I think we are mixing up several unrelated things in a statement like this.

1) Job Boards seems to be used as a criticism. But Job Boards, such as Monster.com are still great for sourcing (you may skip the advanced semantic search when signing up if the price is a concern). Why is there a perception that Job Boards are not a place to go to? They have parsed resumes, structured search, and a good sourcer can still dig out a lot.

2) I agree, it’s too bad when LinkedIn is adding new restrictions. I have complained about LinkedIn quite a few times, but I must say that I haven’t been able to stay away from LinkedIn on any of my searches. It has become our top resource, especially given a great rate of response from potential candidates.
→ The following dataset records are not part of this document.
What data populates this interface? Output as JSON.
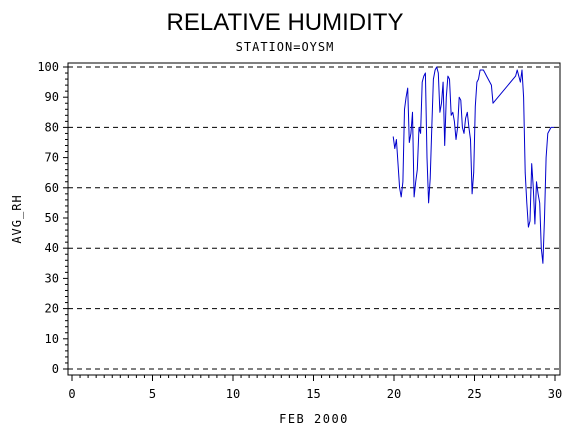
{
  "chart_data": {
    "type": "line",
    "title": "RELATIVE HUMIDITY",
    "subtitle": "STATION=OYSM",
    "xlabel": "FEB 2000",
    "ylabel": "AVG_RH",
    "xlim": [
      0,
      30
    ],
    "ylim": [
      0,
      100
    ],
    "x_ticks": [
      0,
      5,
      10,
      15,
      20,
      25,
      30
    ],
    "y_ticks": [
      0,
      10,
      20,
      30,
      40,
      50,
      60,
      70,
      80,
      90,
      100
    ],
    "grid_y": [
      0,
      20,
      40,
      60,
      80,
      100
    ],
    "grid_style": "dashed",
    "line_color": "#0000cc",
    "series": [
      {
        "x": [
          19.95,
          20.05,
          20.15,
          20.25,
          20.35,
          20.45,
          20.55,
          20.65,
          20.75,
          20.85,
          20.95,
          21.05,
          21.15,
          21.25,
          21.35,
          21.45,
          21.55,
          21.65,
          21.75,
          21.85,
          21.95,
          22.05,
          22.15,
          22.25,
          22.35,
          22.45,
          22.55,
          22.65,
          22.75,
          22.85,
          22.95,
          23.05,
          23.15,
          23.25,
          23.35,
          23.45,
          23.55,
          23.65,
          23.75,
          23.85,
          23.95,
          24.05,
          24.15,
          24.25,
          24.35,
          24.45,
          24.55,
          24.65,
          24.75,
          24.85,
          24.95,
          25.05,
          25.15,
          25.25,
          25.35,
          25.45,
          25.55,
          25.65,
          25.75,
          25.85,
          25.95,
          26.05,
          26.15,
          27.55,
          27.65,
          27.75,
          27.85,
          27.95,
          28.05,
          28.15,
          28.25,
          28.35,
          28.45,
          28.55,
          28.65,
          28.75,
          28.85,
          28.95,
          29.05,
          29.15,
          29.25,
          29.35,
          29.45,
          29.55,
          29.65,
          29.75,
          29.85,
          29.95
        ],
        "y": [
          77,
          73,
          76,
          68,
          60,
          57,
          62,
          86,
          90,
          93,
          75,
          78,
          85,
          57,
          62,
          66,
          80,
          78,
          95,
          97,
          98,
          70,
          55,
          63,
          80,
          96,
          99,
          100,
          98,
          85,
          88,
          95,
          74,
          90,
          97,
          96,
          84,
          85,
          82,
          76,
          80,
          90,
          89,
          80,
          78,
          83,
          85,
          80,
          76,
          58,
          65,
          87,
          95,
          96,
          99,
          99,
          99,
          98,
          97,
          96,
          95,
          94,
          88,
          97,
          99,
          97,
          95,
          99,
          90,
          65,
          55,
          47,
          49,
          68,
          60,
          48,
          62,
          58,
          55,
          40,
          35,
          50,
          70,
          78,
          79,
          80,
          80,
          80
        ]
      }
    ]
  }
}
With any added restrictions and added functionality targeted at recruiters, LinkedIn will never become a job board, for two main reasons:

  • Job boards have resumes vs. LinkedIn profiles, 80% of which are not filled out completely; this is a challenge but is also an opportunity
  • on job boards recruiters and candidates are on the “opposite” sides and can’t view each other as members of a network; on LinkedIn we can check each other out and establish trust.

Sure, LinkedIn’s growing limitations are frustrating to all. But so far there are so many great ways to use LinkedIn for sourcing. Hope it remains this way.

Comments 3

  1. Hello Irina,

    I just saw your post on Linkedin and wanted to share a comment. Thank you for a very timely post. I’ve actually spent the past month interviewing 3rd party and corporate recruiters who have said that they say LinkedIn is becoming just another job board for the following reasons:

    1. Active LI Profiles = Active Searchers already disqualified for searches, but they show up continuously as they do on the job boards. Folks who actually tend to their profiles appear repeatedly in searches by recruiters. How can recruiters get past these profiles on Linkedin? As one recruiter shared: “I consider any complete profile on LinkedIn an Active Candidate and I want Passive Candidates.”
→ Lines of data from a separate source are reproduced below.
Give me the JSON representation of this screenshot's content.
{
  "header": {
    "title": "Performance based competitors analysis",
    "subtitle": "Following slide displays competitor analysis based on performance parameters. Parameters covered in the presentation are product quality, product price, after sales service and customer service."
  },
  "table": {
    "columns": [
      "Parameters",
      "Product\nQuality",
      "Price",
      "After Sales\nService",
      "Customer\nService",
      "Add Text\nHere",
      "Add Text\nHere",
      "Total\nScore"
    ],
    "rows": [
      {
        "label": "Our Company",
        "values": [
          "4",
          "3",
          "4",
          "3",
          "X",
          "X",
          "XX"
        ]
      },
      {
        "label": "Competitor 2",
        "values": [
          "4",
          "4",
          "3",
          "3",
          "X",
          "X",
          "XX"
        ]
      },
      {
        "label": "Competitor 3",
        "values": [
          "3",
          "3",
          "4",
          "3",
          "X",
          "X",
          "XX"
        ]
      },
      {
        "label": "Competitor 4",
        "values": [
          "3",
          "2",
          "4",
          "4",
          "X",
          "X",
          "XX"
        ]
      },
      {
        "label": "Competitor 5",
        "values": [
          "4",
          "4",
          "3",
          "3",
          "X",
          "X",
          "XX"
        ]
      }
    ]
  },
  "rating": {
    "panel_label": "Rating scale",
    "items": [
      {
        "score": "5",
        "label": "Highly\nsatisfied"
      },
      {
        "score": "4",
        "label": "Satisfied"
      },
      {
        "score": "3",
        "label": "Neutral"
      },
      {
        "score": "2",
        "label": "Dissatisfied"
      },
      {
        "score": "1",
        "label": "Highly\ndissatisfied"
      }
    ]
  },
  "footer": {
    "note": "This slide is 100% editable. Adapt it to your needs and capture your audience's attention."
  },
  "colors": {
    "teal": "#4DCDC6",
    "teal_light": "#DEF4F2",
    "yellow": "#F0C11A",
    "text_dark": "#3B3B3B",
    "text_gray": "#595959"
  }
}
    2. Passive Profiles lack complete data to complete easy searches. The candidates that may be a fit don’t spend time updating their profiles and acquiring endorsements as they may be seen by their employers as looking for new positions. There is no confidentiality on a public profile and Linkedin doesn’t support confidential searches. It’s a public network.

    3. “The best candidates don’t need Linkedin. They have a network that refers them to great new opportunities and that’s how we source them”. As one recruiter mentioned, networking is still an effective way to match great candidates with great opportunities. Facilitating this confidential and trusted flow of opportunities seems to be still in high demand. It’s not clear that Linkedin is filling this need.
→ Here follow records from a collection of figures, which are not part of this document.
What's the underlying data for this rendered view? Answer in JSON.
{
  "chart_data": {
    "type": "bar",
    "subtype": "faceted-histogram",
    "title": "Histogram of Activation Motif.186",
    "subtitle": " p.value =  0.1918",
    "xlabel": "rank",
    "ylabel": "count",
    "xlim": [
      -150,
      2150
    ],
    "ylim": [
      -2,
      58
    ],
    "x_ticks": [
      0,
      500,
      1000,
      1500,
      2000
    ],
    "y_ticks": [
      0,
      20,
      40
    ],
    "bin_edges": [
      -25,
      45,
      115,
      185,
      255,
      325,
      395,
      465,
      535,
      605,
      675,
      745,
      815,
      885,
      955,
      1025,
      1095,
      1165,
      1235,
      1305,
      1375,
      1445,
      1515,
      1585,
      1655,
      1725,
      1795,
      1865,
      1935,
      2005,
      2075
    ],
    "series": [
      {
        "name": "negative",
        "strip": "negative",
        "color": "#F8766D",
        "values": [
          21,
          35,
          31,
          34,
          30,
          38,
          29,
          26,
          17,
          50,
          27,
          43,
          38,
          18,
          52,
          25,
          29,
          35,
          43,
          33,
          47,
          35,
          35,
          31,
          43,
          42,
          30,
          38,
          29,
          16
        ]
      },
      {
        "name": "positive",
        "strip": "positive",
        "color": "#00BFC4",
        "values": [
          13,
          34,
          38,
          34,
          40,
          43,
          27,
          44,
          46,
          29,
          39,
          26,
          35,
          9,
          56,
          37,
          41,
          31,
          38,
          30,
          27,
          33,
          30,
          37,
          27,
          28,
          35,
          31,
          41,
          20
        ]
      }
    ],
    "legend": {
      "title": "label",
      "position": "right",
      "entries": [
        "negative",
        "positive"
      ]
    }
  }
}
    It seems that Linkedin and the job-boards have overlapping datasets. Linkedin still wins out as the leader, but who will fill the need for more unique datasets? If Linkedin looks like Monster in the quality of data, isn’t it easily perceived as just another job board?

    Cheers,
    Taariq

  2. I can see how more sophisticated the dashboard gets the more restriction are added. Perhaps LinkedIn is working to have EVERYONE who uses it (as a weapon of choice for finding talent) to pay an even smaller fee, perhaps $9 per month?? hmm

  3. Wow… my fav topic. Thanks for bringing this up again Irina. I often have this argument with my colleagues and industry recruiters. In fact, I had a heated article on this on SourceCon.
    http://www.sourcecon.com/news/2011/04/13/linkedin-is-not-a-job-board/

    It is partly fault of LinkedIn to open up this platform for recruiters for free with similar attributes that of job portal. This prompts recruiters to use and abuse the data more so often. The biggest difference some of the recruiters fails to understand is that you have a different audience on LinkedIn who are not waiting to offer the jobs. You have people to network and find leads – just like sales. Your job offer may be similar to spam if you are not putting it in a right way.